Full field inversion in photoacoustic tomography with variable sound speed
For researchers in photoacoustic imaging, this method improves reconstruction accuracy when sound speed varies, addressing a practical limitation of existing approaches.
The paper addresses photoacoustic tomography with full field detection, where existing methods assume constant sound speed, leading to errors. They propose a two-step reconstruction method that accounts for variable sound speed and demonstrate its uniqueness and stability.
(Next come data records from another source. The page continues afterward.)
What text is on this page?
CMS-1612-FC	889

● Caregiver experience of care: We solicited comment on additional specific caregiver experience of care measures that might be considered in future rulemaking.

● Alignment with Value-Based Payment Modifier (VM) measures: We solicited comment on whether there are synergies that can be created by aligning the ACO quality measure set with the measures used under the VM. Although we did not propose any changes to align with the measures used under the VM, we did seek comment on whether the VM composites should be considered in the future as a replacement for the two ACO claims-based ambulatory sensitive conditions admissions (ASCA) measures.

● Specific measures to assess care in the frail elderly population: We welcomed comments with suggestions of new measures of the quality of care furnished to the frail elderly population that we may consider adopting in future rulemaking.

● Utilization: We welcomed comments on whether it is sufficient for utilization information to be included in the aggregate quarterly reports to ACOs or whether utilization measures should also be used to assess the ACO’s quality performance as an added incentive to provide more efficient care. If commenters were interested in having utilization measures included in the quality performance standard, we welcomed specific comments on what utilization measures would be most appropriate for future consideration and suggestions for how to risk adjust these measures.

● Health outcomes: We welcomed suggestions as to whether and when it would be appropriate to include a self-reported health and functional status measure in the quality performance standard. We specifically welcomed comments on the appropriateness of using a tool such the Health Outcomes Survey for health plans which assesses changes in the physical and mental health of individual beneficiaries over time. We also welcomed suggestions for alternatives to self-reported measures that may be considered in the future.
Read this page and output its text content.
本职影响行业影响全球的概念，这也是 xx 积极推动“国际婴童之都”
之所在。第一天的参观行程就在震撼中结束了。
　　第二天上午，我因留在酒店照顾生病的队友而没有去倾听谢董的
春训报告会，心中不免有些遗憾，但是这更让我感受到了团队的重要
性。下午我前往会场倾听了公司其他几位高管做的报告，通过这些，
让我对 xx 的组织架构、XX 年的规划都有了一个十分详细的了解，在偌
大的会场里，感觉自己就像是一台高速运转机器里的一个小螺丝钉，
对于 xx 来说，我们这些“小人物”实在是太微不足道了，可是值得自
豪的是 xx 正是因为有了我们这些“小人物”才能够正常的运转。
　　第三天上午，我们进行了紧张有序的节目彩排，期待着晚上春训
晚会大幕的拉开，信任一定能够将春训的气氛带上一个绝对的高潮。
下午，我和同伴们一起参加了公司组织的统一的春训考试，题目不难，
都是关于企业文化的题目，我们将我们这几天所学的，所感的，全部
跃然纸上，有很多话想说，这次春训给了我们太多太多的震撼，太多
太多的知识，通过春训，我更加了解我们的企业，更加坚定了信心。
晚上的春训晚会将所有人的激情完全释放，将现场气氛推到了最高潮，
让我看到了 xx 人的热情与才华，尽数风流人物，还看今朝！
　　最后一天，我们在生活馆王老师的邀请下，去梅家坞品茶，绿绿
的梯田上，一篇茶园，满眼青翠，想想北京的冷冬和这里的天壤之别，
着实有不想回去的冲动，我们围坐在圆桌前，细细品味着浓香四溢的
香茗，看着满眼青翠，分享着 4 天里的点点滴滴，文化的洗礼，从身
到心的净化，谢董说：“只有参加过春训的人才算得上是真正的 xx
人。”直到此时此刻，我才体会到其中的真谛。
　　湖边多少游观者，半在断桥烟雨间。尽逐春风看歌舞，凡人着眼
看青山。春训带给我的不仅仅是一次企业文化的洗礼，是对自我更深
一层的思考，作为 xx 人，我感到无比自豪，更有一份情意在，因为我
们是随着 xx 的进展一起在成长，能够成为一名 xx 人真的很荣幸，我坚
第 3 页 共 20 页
Recently, a novel measurement setup has been introduced to photoacoustic tomography, that collects data in the form of projections of the full 3D acoustic pressure distribution at a certain time instant. Existing imaging algorithms for this kind of data assume a constant speed of sound. This assumption is not always met in practice and thus leads to erroneous reconstructions. In this paper, we present a two-step reconstruction method for full field detection photoacoustic tomography that takes variable speed of sound into account. In the first step, by applying the inverse Radon transform, the pressure distribution at the measurement time is reconstructed point-wise from the projection data. In the second step, one solves a final time wave inversion problem where the initial pressure distribution is recovered from the known pressure distribution at the measurement time. For the latter problem, we derive an iterative solution approach, compute the required adjoint operator, and show its uniqueness and stability.